Q.41 Given below are two statements: Statement I: The chemical potential of an uncharged solute S, in a given medium can be defined as in equation μs = μ°s + RT ln a Statement II: μ°s = standard chemical potential is at 1 M concentration R = Gas constant T = Temperature a = Natural logarithm of the activity of the solvent In the light of the above statements, choose the most appropriate answer from the options given below: Both Statement I and Statement II are true Both Statement I and Statement II are false Statement I is true but Statement II is false Statement I is false but Statement II is true

Q.41 Given below are two statements:

Statement I:
The chemical potential of an uncharged solute S, in a given medium can be defined as in equation

μs = μ°s + RT ln a

Statement II:
μ°s = standard chemical potential is at 1 M concentration

R = Gas constant
T = Temperature
a = Natural logarithm of the activity of the solvent

In the light of the above statements, choose the most appropriate answer from the options given below:

  1. Both Statement I and Statement II are true
  2. Both Statement I and Statement II are false
  3. Statement I is true but Statement II is false
  4. Statement I is false but Statement II is true

    Statement I is true, but Statement II is false.

    Detailed Explanation

    Statement I: The equation μ_s = μ°_s + RT ln a correctly defines the chemical potential of an uncharged solute S. Here, μ°_s is the standard chemical potential, R is the gas constant, T is temperature, and a is the activity of the solute (often approximated by concentration or mole fraction at low concentrations). This is the standard thermodynamic expression for any species, including uncharged solutes.

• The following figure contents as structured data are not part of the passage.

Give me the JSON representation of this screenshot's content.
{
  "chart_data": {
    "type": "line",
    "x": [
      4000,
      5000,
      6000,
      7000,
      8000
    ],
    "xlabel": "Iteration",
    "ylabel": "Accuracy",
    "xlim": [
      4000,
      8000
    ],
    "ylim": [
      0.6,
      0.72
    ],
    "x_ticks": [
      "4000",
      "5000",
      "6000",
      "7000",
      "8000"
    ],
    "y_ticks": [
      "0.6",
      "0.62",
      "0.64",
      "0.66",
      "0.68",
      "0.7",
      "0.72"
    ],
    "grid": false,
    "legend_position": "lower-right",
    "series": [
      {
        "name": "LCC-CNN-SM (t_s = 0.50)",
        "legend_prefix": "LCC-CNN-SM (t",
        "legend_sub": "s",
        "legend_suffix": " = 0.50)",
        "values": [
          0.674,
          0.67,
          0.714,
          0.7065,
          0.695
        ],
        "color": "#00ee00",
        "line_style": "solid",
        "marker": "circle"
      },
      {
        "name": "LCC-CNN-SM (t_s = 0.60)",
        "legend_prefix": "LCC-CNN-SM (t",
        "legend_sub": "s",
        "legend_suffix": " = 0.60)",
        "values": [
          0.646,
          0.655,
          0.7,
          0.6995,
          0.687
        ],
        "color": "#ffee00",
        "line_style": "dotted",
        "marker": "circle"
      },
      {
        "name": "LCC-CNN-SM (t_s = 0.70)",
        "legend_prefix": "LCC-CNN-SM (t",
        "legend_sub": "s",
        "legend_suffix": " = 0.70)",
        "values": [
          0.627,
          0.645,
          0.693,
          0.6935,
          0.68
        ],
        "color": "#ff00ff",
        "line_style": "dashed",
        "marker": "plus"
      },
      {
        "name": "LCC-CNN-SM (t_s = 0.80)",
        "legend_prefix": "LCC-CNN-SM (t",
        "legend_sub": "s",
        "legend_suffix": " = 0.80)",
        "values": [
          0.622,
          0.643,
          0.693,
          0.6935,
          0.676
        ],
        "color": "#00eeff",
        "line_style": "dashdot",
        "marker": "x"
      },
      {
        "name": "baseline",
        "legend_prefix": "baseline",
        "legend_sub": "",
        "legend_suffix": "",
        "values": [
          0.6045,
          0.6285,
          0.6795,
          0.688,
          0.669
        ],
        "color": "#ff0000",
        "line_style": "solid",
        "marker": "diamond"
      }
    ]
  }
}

    Statement II: False—μ°_s (standard chemical potential) is defined at unit activity (a = 1), not specifically “at 1 M concentration.” For solutes, unit activity corresponds to a hypothetical ideal 1 M (or 1 molal) state with zero interactions, but the definition hinges on a = 1, not concentration alone. Real 1 M solutions have activity coefficients deviating from 1.

    Options Explained

    Both true: Incorrect—Statement II misdefines standard state.

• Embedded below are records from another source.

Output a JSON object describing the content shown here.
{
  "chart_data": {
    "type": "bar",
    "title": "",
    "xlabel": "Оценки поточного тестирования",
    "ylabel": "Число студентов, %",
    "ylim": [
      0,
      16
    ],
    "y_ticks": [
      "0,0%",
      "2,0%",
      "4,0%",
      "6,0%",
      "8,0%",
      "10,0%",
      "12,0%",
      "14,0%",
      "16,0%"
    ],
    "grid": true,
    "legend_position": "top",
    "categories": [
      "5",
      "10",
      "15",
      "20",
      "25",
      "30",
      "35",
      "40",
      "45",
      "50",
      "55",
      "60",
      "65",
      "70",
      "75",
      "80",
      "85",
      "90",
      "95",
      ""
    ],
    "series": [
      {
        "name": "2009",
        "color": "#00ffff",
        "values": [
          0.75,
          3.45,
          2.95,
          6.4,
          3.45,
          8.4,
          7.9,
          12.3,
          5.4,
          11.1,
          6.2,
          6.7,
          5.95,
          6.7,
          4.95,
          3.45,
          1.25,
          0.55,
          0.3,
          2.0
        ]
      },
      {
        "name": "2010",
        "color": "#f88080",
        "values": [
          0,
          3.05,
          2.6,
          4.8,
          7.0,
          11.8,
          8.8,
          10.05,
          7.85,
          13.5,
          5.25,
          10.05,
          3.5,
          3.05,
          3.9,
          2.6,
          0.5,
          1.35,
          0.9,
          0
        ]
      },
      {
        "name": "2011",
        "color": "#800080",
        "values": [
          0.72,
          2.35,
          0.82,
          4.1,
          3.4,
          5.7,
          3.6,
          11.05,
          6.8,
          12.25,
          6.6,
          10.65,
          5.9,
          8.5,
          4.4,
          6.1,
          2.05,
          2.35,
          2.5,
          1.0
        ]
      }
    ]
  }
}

    Both false: Incorrect—Statement I is standard thermodynamics.

    Statement I true, II falseCorrect—I matches textbook equation; II confuses activity with concentration.

    Statement I false, II true: Incorrect—both parts wrong as explained.

    Introduction
    The chemical potential of an uncharged solute follows μ_s = μ°_s + RT ln a, where a is solute activity—not solvent as misstated. Standard chemical potential μ°_s occurs at unit activity (a=1), making Statement I true but II false, as it’s not strictly “1 M concentration.”

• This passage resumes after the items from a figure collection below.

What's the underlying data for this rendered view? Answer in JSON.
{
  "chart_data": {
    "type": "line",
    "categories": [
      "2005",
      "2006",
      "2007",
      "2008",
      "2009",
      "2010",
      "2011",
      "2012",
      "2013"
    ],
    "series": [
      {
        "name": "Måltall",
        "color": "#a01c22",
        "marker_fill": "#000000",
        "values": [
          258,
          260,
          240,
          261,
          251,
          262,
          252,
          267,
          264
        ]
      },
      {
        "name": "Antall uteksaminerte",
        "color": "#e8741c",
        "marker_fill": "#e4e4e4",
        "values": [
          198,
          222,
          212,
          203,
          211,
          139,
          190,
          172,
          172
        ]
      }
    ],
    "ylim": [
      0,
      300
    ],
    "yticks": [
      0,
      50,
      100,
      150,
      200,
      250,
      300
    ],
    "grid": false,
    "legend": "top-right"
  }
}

    Chemical Potential Basics

    Chemical potential (μ) drives diffusion and equilibrium: equal μ on both sides of a membrane means no net flow. For uncharged solutes, activity a ≈ concentration c (in mol/L) times activity coefficient γ (≈1 for dilute ideal solutions): a = γc/c°, with c° = 1 M.

    Corrected Statements

    Statement Verdict Reason
    I: μ_s = μ°_s + RT ln a True Standard form for solutes 
    II: μ°_s at 1 M False Defined at a=1 (hypothetical ideal state at 1 M reference) 

    Applications

    Used in osmosis (solute μ gradients draw water), biochemistry (enzyme-substrate binding), and colligative properties. Real solutions adjust via γ to approach ideality.